Q2. How does the percentage of missingness in a variable impact the choice of what imputation method we should use? (i.e. synthetic vs distributional)?

My answer:

The percentage of missingness in a variable does not impact the choice of what imputation method. It is used to decide whether to keep or drop the variable from the analysis. I think  if the % of missingness is more than 50% the variable is dropped from the analysis.

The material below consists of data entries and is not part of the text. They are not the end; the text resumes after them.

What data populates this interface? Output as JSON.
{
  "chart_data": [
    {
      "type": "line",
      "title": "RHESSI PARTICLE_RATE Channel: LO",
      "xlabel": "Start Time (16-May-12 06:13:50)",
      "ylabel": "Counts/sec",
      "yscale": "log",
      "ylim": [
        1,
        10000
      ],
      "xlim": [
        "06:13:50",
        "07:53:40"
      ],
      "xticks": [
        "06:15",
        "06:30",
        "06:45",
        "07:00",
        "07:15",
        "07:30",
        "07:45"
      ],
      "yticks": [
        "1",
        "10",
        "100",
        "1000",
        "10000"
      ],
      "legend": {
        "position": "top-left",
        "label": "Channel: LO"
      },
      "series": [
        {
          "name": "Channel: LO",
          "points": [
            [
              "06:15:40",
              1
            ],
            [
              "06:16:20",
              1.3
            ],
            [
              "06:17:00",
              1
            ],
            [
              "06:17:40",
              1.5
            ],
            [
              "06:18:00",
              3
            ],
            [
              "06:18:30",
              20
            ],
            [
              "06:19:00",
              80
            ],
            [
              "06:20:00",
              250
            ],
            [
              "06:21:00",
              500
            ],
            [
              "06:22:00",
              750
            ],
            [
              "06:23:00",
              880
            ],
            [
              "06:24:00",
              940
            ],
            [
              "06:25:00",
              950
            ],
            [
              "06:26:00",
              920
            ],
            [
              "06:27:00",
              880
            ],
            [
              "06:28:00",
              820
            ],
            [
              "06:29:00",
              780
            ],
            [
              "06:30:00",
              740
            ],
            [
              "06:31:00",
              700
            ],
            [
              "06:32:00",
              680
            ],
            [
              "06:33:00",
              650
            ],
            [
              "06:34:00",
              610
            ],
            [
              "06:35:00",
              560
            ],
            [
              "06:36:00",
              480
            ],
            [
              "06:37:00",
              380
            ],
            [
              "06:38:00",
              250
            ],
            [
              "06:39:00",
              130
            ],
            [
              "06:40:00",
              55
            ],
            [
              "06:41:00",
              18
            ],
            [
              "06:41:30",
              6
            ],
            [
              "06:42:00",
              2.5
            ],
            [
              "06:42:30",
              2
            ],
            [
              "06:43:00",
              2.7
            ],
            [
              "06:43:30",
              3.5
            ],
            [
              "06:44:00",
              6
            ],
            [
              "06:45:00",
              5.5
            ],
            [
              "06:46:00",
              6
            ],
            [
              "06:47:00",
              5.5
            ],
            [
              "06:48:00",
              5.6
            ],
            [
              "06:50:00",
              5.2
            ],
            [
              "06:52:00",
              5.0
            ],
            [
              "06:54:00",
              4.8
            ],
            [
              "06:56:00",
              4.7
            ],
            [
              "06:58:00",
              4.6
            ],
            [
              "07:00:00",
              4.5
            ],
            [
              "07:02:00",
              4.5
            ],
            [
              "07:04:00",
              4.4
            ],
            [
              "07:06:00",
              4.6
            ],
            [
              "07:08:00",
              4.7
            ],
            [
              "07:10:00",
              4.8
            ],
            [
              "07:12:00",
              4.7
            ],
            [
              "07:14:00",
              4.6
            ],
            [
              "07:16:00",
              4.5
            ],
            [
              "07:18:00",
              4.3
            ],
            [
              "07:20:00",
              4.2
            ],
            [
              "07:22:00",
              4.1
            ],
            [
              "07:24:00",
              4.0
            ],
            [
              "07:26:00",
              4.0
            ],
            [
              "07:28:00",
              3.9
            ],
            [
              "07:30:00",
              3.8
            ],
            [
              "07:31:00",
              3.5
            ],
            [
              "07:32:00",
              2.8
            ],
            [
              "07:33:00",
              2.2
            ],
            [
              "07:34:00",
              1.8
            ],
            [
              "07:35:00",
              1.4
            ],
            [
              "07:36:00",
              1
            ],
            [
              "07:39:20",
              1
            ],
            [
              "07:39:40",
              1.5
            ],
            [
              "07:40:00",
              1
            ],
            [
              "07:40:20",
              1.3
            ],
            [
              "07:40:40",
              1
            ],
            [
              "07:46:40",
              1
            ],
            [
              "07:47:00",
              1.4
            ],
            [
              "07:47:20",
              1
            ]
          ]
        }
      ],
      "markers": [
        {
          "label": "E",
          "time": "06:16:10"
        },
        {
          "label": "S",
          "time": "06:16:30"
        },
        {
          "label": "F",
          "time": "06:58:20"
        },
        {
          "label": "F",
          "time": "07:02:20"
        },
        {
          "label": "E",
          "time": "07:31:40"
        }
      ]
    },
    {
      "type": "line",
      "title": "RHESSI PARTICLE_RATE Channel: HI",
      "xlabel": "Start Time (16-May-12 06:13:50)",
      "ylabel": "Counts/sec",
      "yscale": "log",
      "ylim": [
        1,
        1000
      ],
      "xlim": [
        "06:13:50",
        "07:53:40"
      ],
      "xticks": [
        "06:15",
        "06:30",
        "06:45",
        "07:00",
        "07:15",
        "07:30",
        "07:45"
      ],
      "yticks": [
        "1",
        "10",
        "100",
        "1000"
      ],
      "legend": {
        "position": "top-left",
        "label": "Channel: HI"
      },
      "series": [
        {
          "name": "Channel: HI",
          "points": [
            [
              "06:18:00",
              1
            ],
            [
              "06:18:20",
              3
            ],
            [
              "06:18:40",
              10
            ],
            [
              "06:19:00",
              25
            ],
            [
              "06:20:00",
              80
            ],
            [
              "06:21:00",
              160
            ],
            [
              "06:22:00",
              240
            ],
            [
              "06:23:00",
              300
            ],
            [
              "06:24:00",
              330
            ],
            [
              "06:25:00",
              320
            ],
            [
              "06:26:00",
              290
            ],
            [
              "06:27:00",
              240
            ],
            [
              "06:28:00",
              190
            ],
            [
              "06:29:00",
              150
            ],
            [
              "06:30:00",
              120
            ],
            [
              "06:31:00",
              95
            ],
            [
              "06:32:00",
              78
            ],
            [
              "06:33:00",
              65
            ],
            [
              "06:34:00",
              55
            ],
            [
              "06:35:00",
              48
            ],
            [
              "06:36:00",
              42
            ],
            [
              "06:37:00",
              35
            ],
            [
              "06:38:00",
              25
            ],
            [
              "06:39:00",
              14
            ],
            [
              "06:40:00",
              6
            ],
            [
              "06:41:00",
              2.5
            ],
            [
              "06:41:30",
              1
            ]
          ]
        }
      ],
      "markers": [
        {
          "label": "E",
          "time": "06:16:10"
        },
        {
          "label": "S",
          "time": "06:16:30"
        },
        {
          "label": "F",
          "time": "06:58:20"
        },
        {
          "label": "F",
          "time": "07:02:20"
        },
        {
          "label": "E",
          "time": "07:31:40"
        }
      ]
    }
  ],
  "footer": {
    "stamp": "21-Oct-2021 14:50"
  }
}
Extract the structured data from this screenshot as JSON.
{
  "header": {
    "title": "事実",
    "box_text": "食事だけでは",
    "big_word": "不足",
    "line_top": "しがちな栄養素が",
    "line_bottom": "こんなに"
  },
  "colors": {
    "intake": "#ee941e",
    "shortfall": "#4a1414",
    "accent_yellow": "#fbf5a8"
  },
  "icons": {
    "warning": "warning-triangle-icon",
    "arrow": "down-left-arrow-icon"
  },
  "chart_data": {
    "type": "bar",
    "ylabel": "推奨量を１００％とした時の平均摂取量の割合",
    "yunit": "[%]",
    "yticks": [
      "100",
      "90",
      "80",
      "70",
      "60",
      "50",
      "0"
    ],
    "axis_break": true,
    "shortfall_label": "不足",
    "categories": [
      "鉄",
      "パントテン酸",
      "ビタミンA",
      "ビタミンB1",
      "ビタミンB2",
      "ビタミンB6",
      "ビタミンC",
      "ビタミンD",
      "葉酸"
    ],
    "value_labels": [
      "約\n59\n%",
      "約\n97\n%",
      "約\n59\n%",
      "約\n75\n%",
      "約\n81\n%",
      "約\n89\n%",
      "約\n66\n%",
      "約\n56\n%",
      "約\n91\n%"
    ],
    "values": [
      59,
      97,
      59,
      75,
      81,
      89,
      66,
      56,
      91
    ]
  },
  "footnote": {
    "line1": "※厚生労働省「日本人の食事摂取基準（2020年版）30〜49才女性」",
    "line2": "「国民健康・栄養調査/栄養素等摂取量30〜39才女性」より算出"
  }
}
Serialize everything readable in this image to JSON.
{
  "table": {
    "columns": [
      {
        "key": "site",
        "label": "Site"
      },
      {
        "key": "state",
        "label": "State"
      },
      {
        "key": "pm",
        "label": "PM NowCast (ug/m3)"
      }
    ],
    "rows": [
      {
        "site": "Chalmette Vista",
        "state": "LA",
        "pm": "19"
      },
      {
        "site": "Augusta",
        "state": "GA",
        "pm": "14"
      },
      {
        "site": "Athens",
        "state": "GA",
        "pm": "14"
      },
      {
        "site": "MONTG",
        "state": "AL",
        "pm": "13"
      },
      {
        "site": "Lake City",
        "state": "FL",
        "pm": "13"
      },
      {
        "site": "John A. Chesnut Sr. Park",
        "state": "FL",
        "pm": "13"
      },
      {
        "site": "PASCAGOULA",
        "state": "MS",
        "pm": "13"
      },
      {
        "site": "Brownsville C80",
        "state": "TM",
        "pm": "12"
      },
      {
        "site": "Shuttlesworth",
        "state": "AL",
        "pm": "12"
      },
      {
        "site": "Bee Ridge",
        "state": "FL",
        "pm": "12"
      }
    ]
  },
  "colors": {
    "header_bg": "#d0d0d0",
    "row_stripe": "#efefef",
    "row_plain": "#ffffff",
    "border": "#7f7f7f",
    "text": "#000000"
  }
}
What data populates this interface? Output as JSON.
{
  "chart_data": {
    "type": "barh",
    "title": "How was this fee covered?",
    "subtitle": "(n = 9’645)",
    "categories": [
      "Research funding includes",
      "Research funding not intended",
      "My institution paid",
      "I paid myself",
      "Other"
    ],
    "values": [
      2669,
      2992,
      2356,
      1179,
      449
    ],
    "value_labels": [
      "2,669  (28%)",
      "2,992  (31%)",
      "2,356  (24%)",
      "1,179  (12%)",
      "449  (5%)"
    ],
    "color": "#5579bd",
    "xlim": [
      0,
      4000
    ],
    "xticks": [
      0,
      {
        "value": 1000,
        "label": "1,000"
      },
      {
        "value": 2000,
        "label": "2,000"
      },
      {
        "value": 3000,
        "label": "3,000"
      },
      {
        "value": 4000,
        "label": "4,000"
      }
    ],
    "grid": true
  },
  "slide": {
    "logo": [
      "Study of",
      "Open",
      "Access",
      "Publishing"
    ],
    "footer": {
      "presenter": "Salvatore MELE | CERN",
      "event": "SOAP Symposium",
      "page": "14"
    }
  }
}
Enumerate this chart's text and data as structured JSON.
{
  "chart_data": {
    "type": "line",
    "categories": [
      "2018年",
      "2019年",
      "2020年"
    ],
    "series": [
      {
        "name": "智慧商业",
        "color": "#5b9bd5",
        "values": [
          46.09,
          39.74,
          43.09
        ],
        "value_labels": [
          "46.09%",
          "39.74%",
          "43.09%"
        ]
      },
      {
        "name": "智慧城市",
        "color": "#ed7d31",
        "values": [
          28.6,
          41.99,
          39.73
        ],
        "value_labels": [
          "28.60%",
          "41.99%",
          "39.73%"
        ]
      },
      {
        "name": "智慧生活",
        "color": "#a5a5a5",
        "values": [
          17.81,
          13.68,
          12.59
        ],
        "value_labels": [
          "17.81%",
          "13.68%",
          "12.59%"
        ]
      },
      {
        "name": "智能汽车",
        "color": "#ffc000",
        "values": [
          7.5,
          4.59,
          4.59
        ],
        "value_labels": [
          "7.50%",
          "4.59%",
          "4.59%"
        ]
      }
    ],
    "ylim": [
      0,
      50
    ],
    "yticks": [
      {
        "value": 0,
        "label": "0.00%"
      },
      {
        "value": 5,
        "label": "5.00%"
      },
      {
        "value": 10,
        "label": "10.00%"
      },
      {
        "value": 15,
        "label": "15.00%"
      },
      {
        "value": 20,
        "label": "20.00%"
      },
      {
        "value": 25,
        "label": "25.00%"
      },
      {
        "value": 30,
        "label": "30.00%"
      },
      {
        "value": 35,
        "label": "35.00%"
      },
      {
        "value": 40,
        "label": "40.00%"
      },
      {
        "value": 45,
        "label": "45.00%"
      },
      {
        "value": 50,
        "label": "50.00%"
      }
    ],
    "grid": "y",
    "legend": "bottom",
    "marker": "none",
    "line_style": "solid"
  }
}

Q3. When would it be appropriate to use "random imputation" (i.e. based on the observed distribution of cases - this is value "Distribution" of Impute Node in Enterprise Miner)? Would it be when missing values do not have a relationship with the target?

My Answer:

If the missing values are considered MCAR (Missing completely at random)the random imputation methods can be appropriate.

 

Q4. Should imputation of missing values for a categorical variable be done before or after collapsing the levels?

My answer:

Missing value imputation (for both interval or categorical) should be the last step before running the model step. Therefore Missing value imputation for categorical should be performed after recoding the categorical levels.
Q5. How should ordinal variables be handled in terms of missing values? The point is that ordinal variables are between categorical and interval, therefore, replacing missing values with the mode may not always be appropriate; likewise, treating missing as a separate category would essentially make the variable a categorical one

My answer:

Usually the ordinal variables are treated as categorical and  missing value imputation methods for categorical variables are applied. But if you want to try advanced methods, you can try decisions tree  based imputation  method or treat the ordinal scale to interval and try optimal binning and assign missing record to appropriate bins.